Se Lisa fosse stata una normale universitaria con un paio di occhiali e una pagina Facebook con le frasi di Osho o le foto con gli amici al bar, dubito che la notizia avrebbe tolto spazio a Prince. “Lisa è morta per un eccesso di fantasia”, ha scritto Roberto Saviano. Per carità, nobile intento quello di romanzare la vicenda, di trovarle un risvolto poetico, di cercare una piega meno cinica in una morte così stupida e drammatica, ma la verità è che Lisa non è morta per eccesso di fantasia. È morta perché ha commesso un gesto imprudente, per giunta vietato. Certo, tutti noi vorremmo che l’avesse scampata, che si fosse presa un bello spavento e che avesse imparato la lezione, ma non è andata così. La verità è che la sua sfortuna non avrebbe avuto nulla di così invogliante per i media se Lisa non fosse stata uno splendore di ragazza. Nessuno avrebbe trovato narrativamente affascinante la vicenda se Lisa non avesse lasciato in eredità i suoi meravigliosi selfie. Neanche Saviano.
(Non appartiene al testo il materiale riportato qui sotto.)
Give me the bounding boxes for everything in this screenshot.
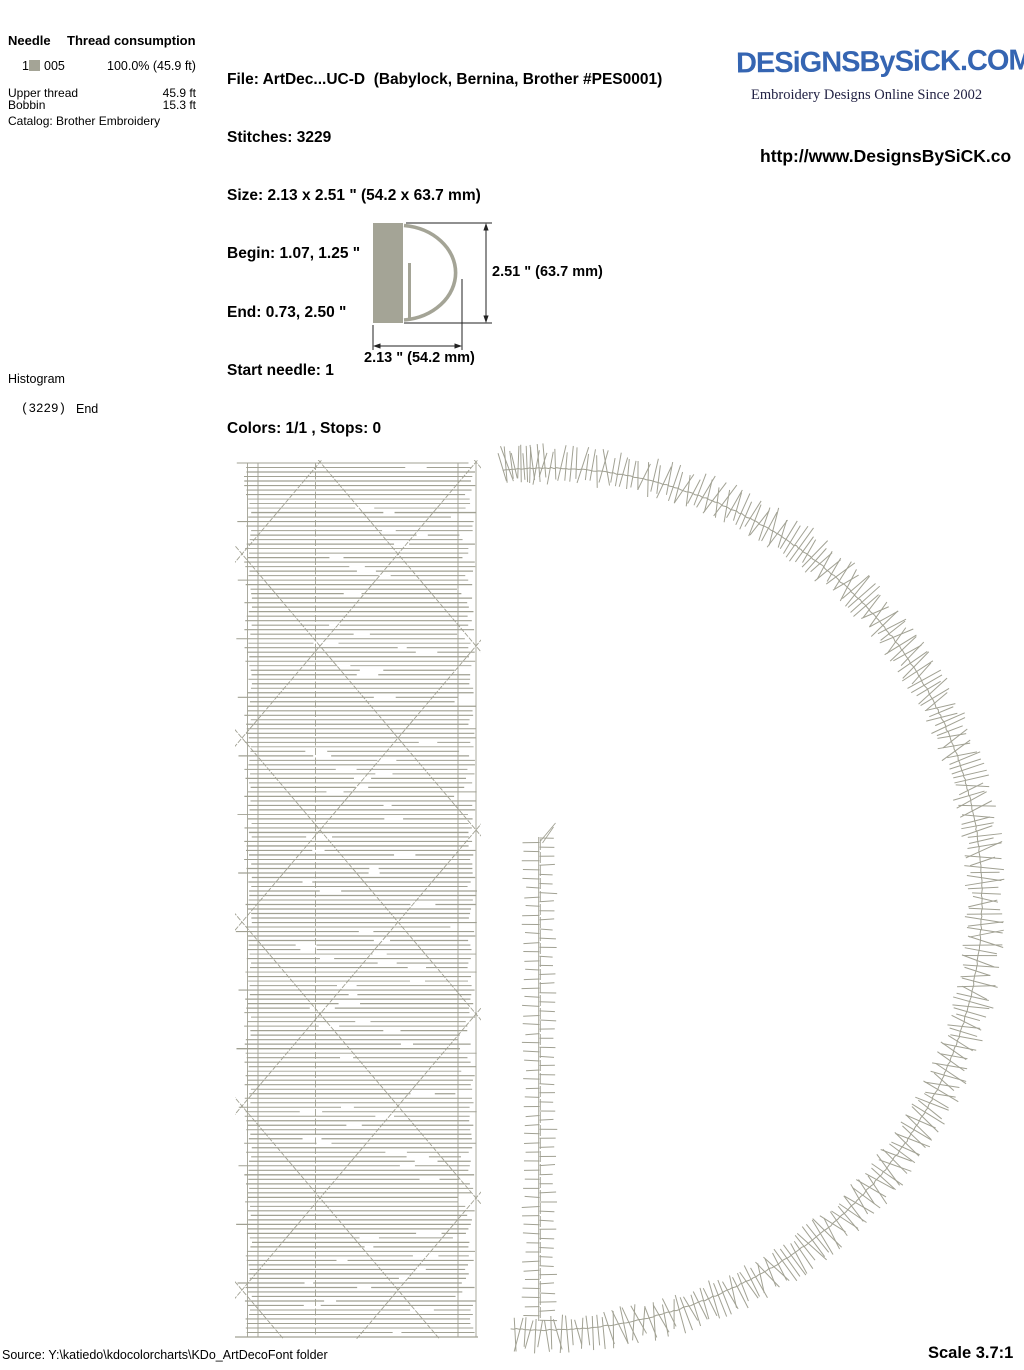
bobbin-label: Bobbin [8,98,45,112]
designsbysick-logo: DESiGNSBySiCK.COM [736,44,1024,80]
width-dimension-label: 2.13 " (54.2 mm) [364,350,475,366]
needle-number: 1 [22,59,29,73]
bobbin-value: 15.3 ft [146,98,196,112]
letter-bar-stitches [235,463,478,1337]
scale-label: Scale 3.7:1 [928,1344,1013,1363]
thread-consumption-value: 100.0% (45.9 ft) [107,59,196,73]
colors-stops-line: Colors: 1/1 , Stops: 0 [227,419,662,438]
histogram-title: Histogram [8,372,65,386]
stitches-line: Stitches: 3229 [227,128,662,147]
file-name-line: File: ArtDec...UC-D (Babylock, Bernina, … [227,70,662,89]
needle-column-header: Needle [8,33,51,48]
thread-consumption-column-header: Thread consumption [67,33,196,48]
thumbnail-letter-bowl [404,226,456,321]
thread-color-swatch [29,60,40,71]
source-path-text: Source: Y:\katiedo\kdocolorcharts\KDo_Ar… [2,1348,328,1362]
size-line: Size: 2.13 x 2.51 " (54.2 x 63.7 mm) [227,186,662,205]
histogram-end-label: End [76,402,98,416]
height-dimension-label: 2.51 " (63.7 mm) [492,264,603,280]
histogram-stitch-count: (3229) [21,402,66,416]
letter-bowl-stitches [498,443,1004,1353]
thumbnail-letter-bar [373,223,403,323]
needle-thread-table: Needle Thread consumption 1 005 100.0% (… [8,33,218,133]
embroidery-design-sheet: { "page": { "bg": "#ffffff", "stitch_col… [0,0,1024,1370]
thread-color-code: 005 [44,59,65,73]
brand-tagline: Embroidery Designs Online Since 2002 [751,87,982,104]
catalog-label: Catalog: Brother Embroidery [8,114,160,128]
letter-bowl-inner-column-stitches [522,823,558,1321]
brand-url-text[interactable]: http://www.DesignsBySiCK.co [760,146,1011,167]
Del resto, che i morti di bell’aspetto (possibilmente anche giovani) siano morti di serie A non è una novità. A parità di delitto, di femminicidio, di disgrazia, il morto avvenente ha sempre più spazio, eco e prime pagine. Ed è così che va ormai. La morte, mediaticamente parlando, non è più una livella e non lo è neppure un passaggio a livello. Per sperare che la nostra morte valga quanto quella degli altri forse non dobbiamo più preoccuparci di aver lasciato un buon ricordo di noi in vita, ma di aver lasciato dei bei selfie. Ciao Lisa, ciao Marco.
L’episodio
Lisa Di Grisolo era una ragazza di 19 anni. Giovedì mattina è morta, travolta da un treno ad alta velocità mentre attraversava i binari con le cuffie alle orecchie. L’episodio è avvenuto prima delle 8. Lisa è morta sul colpo. La polizia ferroviaria ha accertato che la giovane, in preda a una distrazione, ha attraversato i binari in maniera avventata.